Review of the Film Forest of Death

June 6, 2023 0 Comments

Considering the development of the horror industry over the past two decades, it is safe to say that the lessons should be learned by this time. The classics are already classics, and some Moderna occupy a few places. The rules have been designed and redesigned for new target groups. And even the subgenres were born from technical resources that have proven to be effective for the genre. Making a horror movie seems to be an easy task today, considering the backstory of the genre and its ups and downs.
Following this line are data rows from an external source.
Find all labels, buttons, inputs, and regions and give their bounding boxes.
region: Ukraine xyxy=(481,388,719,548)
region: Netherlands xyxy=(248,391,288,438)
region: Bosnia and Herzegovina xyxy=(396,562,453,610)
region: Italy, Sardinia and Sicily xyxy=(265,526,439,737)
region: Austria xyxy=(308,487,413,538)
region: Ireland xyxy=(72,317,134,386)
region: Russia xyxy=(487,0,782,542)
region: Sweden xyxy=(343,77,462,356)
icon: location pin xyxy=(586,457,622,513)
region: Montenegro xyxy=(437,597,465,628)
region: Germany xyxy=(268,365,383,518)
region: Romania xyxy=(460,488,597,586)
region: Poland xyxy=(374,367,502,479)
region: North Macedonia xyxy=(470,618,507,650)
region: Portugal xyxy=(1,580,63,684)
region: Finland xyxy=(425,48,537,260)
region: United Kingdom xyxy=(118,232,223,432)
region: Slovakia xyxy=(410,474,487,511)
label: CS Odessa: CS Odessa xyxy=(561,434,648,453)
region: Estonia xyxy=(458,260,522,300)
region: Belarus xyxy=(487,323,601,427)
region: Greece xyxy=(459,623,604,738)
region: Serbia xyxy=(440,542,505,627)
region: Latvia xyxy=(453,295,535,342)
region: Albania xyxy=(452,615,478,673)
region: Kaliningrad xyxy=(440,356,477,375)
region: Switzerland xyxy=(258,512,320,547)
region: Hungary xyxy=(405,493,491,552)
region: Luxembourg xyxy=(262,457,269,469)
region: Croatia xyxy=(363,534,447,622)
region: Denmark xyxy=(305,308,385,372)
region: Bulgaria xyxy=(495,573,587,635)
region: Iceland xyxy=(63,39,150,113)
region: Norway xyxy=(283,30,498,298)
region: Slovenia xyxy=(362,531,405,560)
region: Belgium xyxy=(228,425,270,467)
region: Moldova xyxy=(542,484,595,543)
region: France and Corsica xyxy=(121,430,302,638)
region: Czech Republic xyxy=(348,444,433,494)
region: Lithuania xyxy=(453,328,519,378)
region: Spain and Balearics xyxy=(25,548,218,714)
In Brendan Rudnicki’s The Forest of Death, there is no intention to rewrite the rules of the genre or make a great movie. This is a testament to the importance of newcomers to the genre when it comes to experimenting and making trial and error good for a final product. Rudnicki is not new to the industry, as he has shot a whole series of films in recent years, but this does not mean that he cannot continue to study. His recent, a skinwalker joint, is a test for two things: 1) there are still lessons to consider and 2) if you recognize the skills, it’s no use leaving them in your drawer.

It’s about keeping the pace and respecting your audience beyond any commercial setting you and your producers may have. Forest of Death is an independent horror film and runs in this framework of production value and dramatic performances. But at least it’s not a inexpensive montage of horrors and special effects like many of his colleagues, both in independent circles and in large studio launch shows.

Forest of Death tells the story of 4 friends who decide to rent a house in the forest. There are no trust problems in the group, they look great and just want to have fun. This is your usual group of boys and girls who are ready to be finished by a threat.

experiences with locals, which include stories of sitting by the fire, random behavior changes and things lurking in the dark, are the recipe for Rudnicki’s adventures in the world of skinwalkers, ALSO known as shapeshifters. When they start to disappear and reappear, they realize that these legends could be true after all, and they should have listened.

With an approximate duration of 75 minutes, one could say that Rudnicki is trying to summarize all the items on the agenda for a full-fledged horror film. However, the young director does not do it at all. He prefers to experiment with performances and limited spaces to make the audience feel that they are part of something much more secret than what they would see in their usual episode of the X-Files. The threats in Forest of Death come from all sides, but Rudnicki does not overdo it with an excessive display of disturbing information or pictures. Even the “monster” goes to bed when he should, in order to have a more effective movie.

Again, lessons that need to be learned. But Rudnicki is confident enough to shoot a horror movie without trying to repeat everything that was done before, and in the same way that everyone hopes. In his script, things take time, and fear arises from subtle behavior or from the ominous darkness surrounding four random young men.

But when the time comes for childbirth, she does it. There is confidence in the young director, and perhaps this is all we need from him to get us excited about his next feature film. With Horror take this solid, it will not take long to find another project that can be executed. We just hope that he will be horrified. We need more such warriors to show why the genre of strangers in the audience is gaining more and more success and passion.